Propaganda Watch: "Children of Men"

The new movie "Children of Men" is set in England in 2027 and appears to be a vehicle for leftwing propaganda, in particular that designed to support illegal immigration. The director/screenwriter is Mexico's Alfonso Cuaron ("Y tu mama tambien") [1], and it's based on a book by PD James.

In the film, England has become a police state and ejects any foreigners and "fugees" (refugees). One of the movie's target propagandees has a review, and his muddled view of these issues is clearly what Cuaron is trying to appeal to:
One of the film's dominant themes - more stressed in the film than the book - is immigration. And the comparisons are obvious. Some right-wing Republicans in the United States wish to restrict immigration. One Republican House Representative recently said he wanted to restrict the flow of people of a certain religious group into the United States, and others have been accused of racism. In another early scene in the film, the audience sees newspapers plastered on a wall, one of which reads "Immigrants Protest Against Government New Racist Policies." An allusion to the immigration protests that occurred in spring and summer of 2006 in the United States while the Republican-dominated House of Representatives passed racist "immigration reform"?

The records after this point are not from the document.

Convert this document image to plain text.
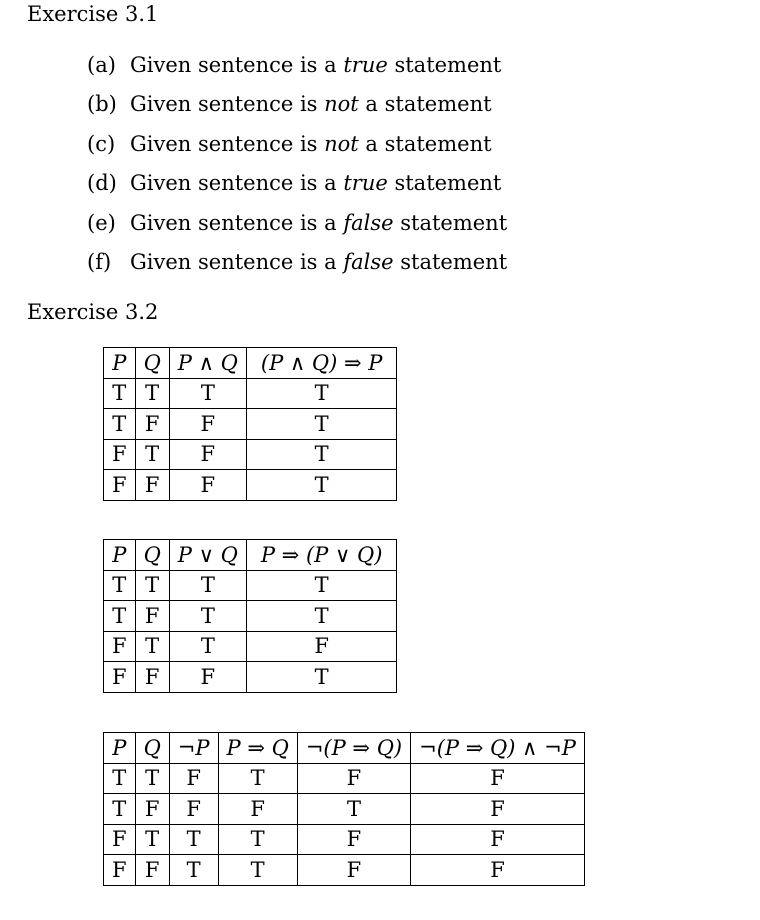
Exercise 3.1
(a) Given sentence is a true statement
(b) Given sentence is not a statement
(c) Given sentence is not a statement
(d) Given sentence is a true statement
(e) Given sentence is a false statement
(f) Given sentence is a false statement
Exercise 3.2
P	Q	P ∧ Q	(P ∧ Q) ⇒ P
T	T	T	T
T	F	F	T
F	T	F	T
F	F	F	T
P	Q	P ∨ Q	P ⇒ (P ∨ Q)
T	T	T	T
T	F	T	T
F	T	T	F
F	F	F	T
P	Q	¬P	P ⇒ Q	¬(P ⇒ Q)	¬(P ⇒ Q) ∧ ¬P
T	T	F	T	F	F
T	F	F	F	T	F
F	T	T	T	F	F
F	F	T	T	F	F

...In the film, the government assaults the population with propaganda to make them afraid of illegal immigrants. At one point, a government propaganda broadcast reminds citizens that "to hire, feed, or shelter illegal immigrants is a crime." Republican-controlled Congress almost passed a bill in the summer of 2006 which would have outlawed any charity provided to illegal immigrants in the US, in a draconian measure which would have seen soup kitchen employees serve prison time. Democrats, ultimately successful in blocking the measure, protested at the time that the bill under consideration put forth by a group of radical right-wing Republicans would have essentially "criminalized the Good Samaritan."
Furthermore, "immigrants" are put into prison camps, and the film's hero works with a group that tries to keep them out of the camps.

These points and the others lead the WaPo's Ann Hornaday to intone:
A bleak portrait of a dystopian future set against a backdrop of infertility, totalitarian politics and death, it plays like a nativity story for our age, a spirited humanistic message, as well as a welcome ray of hope for the future of cinema itself.
Likewise, the NYT's Caryn James says:
But the social problems [PD James] could spot in 1992, like immigration, are even more disturbing now because they are more topical. A member of the novel's ruling Council of England makes a comment that could come from a right-wing radio show in America today. "Remember what happened in Europe in the 1990s?" he says. "People became tired of invading hordes," who expect to "exploit the benefits which had been won over centuries by intelligence, industry and courage."
National Review is less kind, but doesn't call the film on its apparent misstatements.

I realize I'm strongly in the minority here, but I have trouble considering movies to be an art form when they are for the most part simply profit-making enterprises (with profits going to really annoying people) that can also be used to spread propaganda, as in the present case. As soon as I see the first product placement, hear the first strains of wimpy music, or see or hear the first propaganda drop I have trouble enmeshing myself in the "drama" and react to it the same way I would to a biased media report.

[1] Per Wikipedia (FWIW), Cuaron is the son of a "Cardiologist who worked for the United Nations' IAEA sector for many years". One might assume that (like Adam Kidron for instance) he's a bit uppercrust.

Comments

perroazul del norte is dead on the money. but what will people do? "nothing",

That, and power-greed which uses such hatreds, to gain positions which would otherwise not go to such undeserving 'representatives'.
The usual smear approach is combined with the false-dilemma, slippery-slope package; but if everything is fascism, why is anyone supposed to care?
If rational arguments were available for increasing the aggression on those to whom we owe loyalty, the citizenry, by way of immigration of the pitiful, on to grotesque obesities of net public subsidy; some would be used.

Muulticult doctrine decrees that affluent, historically white(Japan, Singapore and S Korea get a pass) nations must accept unlimited numbers of poor, uneducated Third Worlders to atone for their success. The ruling elites of the Third World countries (sometimes of overwhelming European ancestry, as in the case of Mexico) are exempt from criticism and assumed to have no responsibility for the conditions of their poor. What we have is simply racial/ethnic hatred and envy disguised as compassion and progressive politics.